Ia datang tanpa riuh, tanpa pengumuman. Hanya langkah yang tegap, tangan yang terulur. Ada sesuatu pada tatapannya: bukan iba, bukan pula rasa ingin disanjung. Hanya kepastian yang tenang, seperti batu yang diletakkan untuk menahan gelombang.
Anisa mengangkat wajahnya, air mata masih mengalir di pipi. Mata mereka bertemu. Dalam satu tarikan napas panjang, ia meraih tangan yang diulur itu. Tangan lelaki itu kokoh—hangat. Dia membantu Anisa berdiri, bukan dengan menggendong, tapi dengan memberi tempat berdiri yang sama di sampingnya.
“Dimas,” ia memperkenalkan diri kepada anak-anak yang kini kehilangan kegaduhan. Nama itu menggenang di udara, bukan sebagai sesuatu yang memicu ejekan, melainkan sebagai catatan kecil pengalih perhatian. Dimas mencondongkan tubuh, memberi sapu tangan pada Anisa yang terbata-bata menerima. Ia menatap sekilas pada wanita paruh baya yang berdiri dekat sebuah mobil mewah. Wanita itu memanggil dengan nada keras, menghentikan adegan seperti sutradara yang menutup sebuah adegan.
Permintaan maaf tak sempat terlontar. Anisa memegang sapu tangan itu, masih ragu, namun ada sesuatu yang baru: rasa aman yang tiba-tiba menghangat di dada. Dimas hanya tersenyum tipis, lalu berjalan pergi.

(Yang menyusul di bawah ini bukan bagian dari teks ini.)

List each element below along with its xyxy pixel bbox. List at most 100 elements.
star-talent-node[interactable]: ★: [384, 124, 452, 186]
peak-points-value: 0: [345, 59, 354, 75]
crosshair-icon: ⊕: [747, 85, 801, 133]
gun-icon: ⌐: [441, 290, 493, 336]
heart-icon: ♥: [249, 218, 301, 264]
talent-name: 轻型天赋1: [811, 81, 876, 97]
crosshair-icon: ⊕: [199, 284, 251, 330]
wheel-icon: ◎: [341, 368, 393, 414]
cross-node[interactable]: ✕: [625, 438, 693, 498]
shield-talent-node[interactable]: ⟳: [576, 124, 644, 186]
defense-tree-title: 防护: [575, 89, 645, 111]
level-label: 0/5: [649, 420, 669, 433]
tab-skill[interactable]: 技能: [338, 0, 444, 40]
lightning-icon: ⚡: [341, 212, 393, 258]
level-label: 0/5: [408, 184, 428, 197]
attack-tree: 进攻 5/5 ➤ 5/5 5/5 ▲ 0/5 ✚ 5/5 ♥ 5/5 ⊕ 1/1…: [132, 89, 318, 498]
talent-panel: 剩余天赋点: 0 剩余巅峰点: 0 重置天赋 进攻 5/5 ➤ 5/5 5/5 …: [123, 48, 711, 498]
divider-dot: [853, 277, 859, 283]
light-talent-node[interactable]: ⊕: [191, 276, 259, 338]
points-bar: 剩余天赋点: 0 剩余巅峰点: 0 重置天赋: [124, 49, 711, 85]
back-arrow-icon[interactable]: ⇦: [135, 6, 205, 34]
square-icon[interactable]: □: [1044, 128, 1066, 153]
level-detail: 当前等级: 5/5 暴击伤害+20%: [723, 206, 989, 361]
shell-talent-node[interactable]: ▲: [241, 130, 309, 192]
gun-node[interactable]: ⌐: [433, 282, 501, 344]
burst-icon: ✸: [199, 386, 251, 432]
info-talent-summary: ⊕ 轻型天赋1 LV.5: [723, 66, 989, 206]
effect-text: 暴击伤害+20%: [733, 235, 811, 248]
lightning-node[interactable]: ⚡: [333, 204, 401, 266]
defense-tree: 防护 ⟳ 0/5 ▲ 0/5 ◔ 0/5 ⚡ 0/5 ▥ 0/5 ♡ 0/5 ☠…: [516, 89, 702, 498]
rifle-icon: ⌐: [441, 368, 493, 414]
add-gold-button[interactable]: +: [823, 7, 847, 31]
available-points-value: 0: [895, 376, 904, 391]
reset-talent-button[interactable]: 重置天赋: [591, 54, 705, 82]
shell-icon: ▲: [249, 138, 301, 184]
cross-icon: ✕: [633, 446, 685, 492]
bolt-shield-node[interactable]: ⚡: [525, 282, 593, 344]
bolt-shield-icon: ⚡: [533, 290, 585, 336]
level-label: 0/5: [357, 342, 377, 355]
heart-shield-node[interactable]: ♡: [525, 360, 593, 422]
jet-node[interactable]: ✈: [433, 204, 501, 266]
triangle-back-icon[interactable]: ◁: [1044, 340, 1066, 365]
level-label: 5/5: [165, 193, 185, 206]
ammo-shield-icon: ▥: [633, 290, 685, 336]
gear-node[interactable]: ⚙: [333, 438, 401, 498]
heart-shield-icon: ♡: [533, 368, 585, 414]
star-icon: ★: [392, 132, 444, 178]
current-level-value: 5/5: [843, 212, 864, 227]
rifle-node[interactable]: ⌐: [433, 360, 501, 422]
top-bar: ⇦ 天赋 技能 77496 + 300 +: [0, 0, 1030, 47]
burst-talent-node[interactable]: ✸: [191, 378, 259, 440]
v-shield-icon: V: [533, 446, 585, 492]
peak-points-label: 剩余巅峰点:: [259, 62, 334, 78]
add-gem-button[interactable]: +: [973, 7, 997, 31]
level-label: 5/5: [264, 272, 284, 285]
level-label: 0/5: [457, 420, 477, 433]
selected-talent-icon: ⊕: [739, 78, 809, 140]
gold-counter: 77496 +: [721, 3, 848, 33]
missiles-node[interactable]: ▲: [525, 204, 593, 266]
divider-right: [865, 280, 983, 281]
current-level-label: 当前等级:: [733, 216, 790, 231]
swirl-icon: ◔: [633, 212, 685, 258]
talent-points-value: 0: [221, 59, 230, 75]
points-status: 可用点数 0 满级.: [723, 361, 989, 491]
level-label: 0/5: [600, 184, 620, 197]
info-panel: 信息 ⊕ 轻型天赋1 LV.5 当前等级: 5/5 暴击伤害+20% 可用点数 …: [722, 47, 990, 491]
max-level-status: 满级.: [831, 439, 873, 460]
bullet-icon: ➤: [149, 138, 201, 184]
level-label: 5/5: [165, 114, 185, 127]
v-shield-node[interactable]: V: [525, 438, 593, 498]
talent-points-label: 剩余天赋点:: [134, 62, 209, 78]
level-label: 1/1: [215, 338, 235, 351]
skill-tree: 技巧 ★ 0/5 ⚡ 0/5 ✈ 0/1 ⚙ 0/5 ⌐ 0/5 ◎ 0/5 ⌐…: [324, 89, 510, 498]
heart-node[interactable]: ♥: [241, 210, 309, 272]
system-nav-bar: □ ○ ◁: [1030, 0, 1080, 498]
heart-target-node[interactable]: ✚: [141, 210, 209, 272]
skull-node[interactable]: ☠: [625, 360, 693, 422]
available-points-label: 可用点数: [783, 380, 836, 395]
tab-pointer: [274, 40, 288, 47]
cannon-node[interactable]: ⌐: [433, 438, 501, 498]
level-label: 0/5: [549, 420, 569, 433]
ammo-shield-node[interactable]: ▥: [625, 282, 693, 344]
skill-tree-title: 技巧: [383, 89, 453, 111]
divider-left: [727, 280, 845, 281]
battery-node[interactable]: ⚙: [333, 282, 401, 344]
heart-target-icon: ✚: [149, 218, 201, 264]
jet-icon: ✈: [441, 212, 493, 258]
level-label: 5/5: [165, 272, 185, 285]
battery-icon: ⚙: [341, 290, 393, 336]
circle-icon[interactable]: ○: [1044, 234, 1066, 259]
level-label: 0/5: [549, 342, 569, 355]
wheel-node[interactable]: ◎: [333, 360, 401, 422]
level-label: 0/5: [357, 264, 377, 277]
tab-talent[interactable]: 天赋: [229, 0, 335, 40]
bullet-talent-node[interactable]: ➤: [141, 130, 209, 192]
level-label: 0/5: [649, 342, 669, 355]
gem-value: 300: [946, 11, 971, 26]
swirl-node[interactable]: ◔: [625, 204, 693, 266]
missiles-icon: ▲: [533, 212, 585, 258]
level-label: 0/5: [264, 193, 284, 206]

Di belakangnya tertinggal jejak sepatu mahal dan tas mahal yang kontras dengan rutinitas sederhana di kampung itu. Anak-anak yang tadi mencibir, satu per satu, meninggalkan tempat itu; mereka kehilangan bahan ejekan. Dunia kecil Anisa berubah arah dalam satu sentuhan.
---
Tahun 2016.
Lampu-lampu hotel bergemerlap melebur dengan riuh pesta. Di lobi, perayaan tiga juta subscriber kanal Dimas memekarkan sorak-sorai dan gelak tawa. Musik berdentang, gelas beradu, dan layar besar menayangkan montage perjalanan—cuplikan jejak perjalanan yang dahulu bermula dari desa, dari impian yang setengah gila. Semua tampak sempurna di layar; di balik layar, Anisa berjalan diam-diam menjauh.